Wow. I've been sitting here for a while and have done absolutely nothing useful. So with a biscotti in my left hand and a coffee in my right I decided to update my blog since I'm obviously not going to get any real work done in this place. I checked my email, poked around on Facebook (its been a while), looked at new computer possibilities, and pondered my life.
Then I realized my computer has been running awfully slow lately so I checked my task manager window. I was only running one very small application and my CPU load was fine, but for some reason I was using 1.3GB of memory! Gah. I only have about 1.5GB of RAM in the whole computer. So I started killing processes left and right. That helped some, but not too much. Then I remembered that Dad had the same problem a while back. I called and asked what he did. I had to go msconfig and kill all of the unncessary start up programs, which was all but two. And there were a lot of them. So now even with the internet open, a wireless configuration utility, and iTunes playing Demon Hunter and converting files I'm only using around 400MB of page file. Pretty sweet. And everything is so much smoother. Hurray for cell phones and Dads that know things.
So now tonight I'm going to our Thanksgiving eve service at church. I don't recall ever going in the five years that I've been here. I wonder what its going to be like... I guess we shall see.

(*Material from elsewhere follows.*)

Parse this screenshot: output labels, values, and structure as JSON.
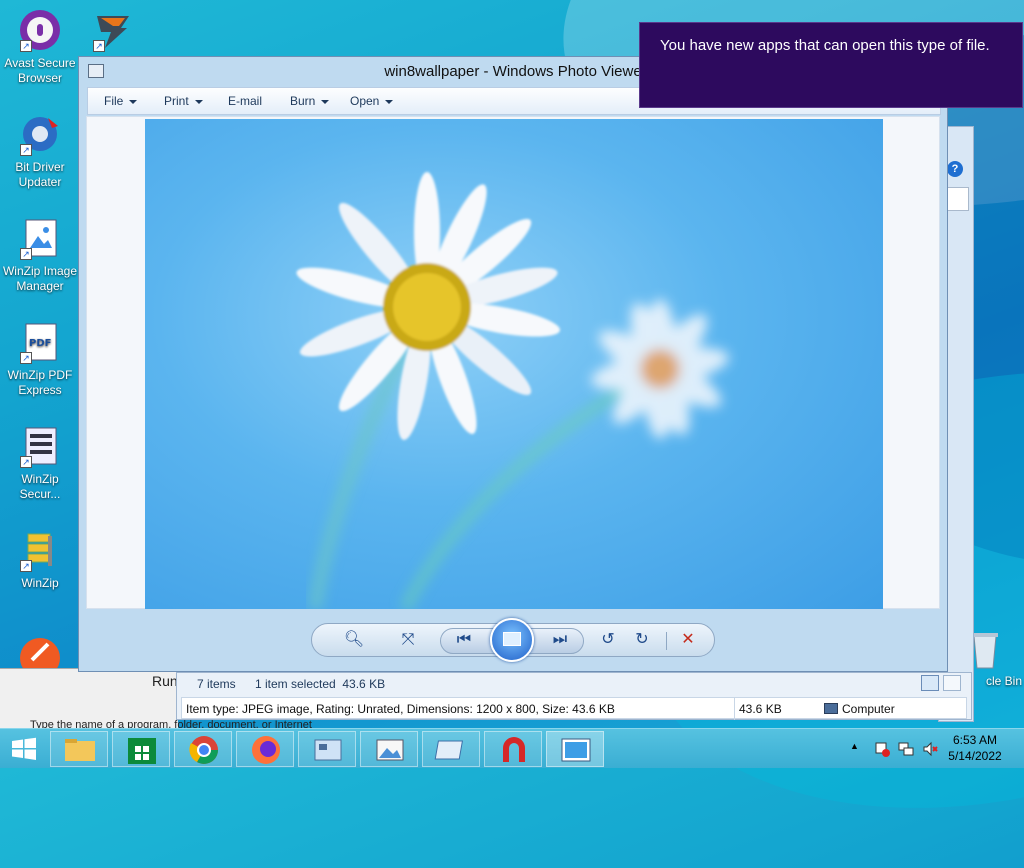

I've been really down and unproductive lately. Its like there has been something blocking me from being productive and doing useful things for my life. I think I know what it is (I don't want to be too specifically personal on the www, but don't worry its nothing that would change the content rating of my blog or anything even remotely in that area- for those who would take it in that direction. I just don't want people to speculate about things that they don't know.) and my mind shouldn't dwell on it too much longer (I hope) but I still do. I feel like I've just wasted so much time lately, but now I have an oppourtunity to pick up and move on to where I was. I was going so strong, but then I let myself get a bit distracted. I knew I shouldn't have in the first place, but I did. I lay my forehead to the table as a result of my clouded thinking. Oh well, "Don't waste time on what might have been." That is a fortune cookie I got a while back and it has been in my wallet to remind me to keep pressing foward no matter what things used to look like. It is different now. The matter of what is good and what is best has been settled. And as the cold azure sky is highlighted with swirls of warm pink with a hint of orange and the world is cast in warm colors against a cool background, I shall leave my seat and begin the night.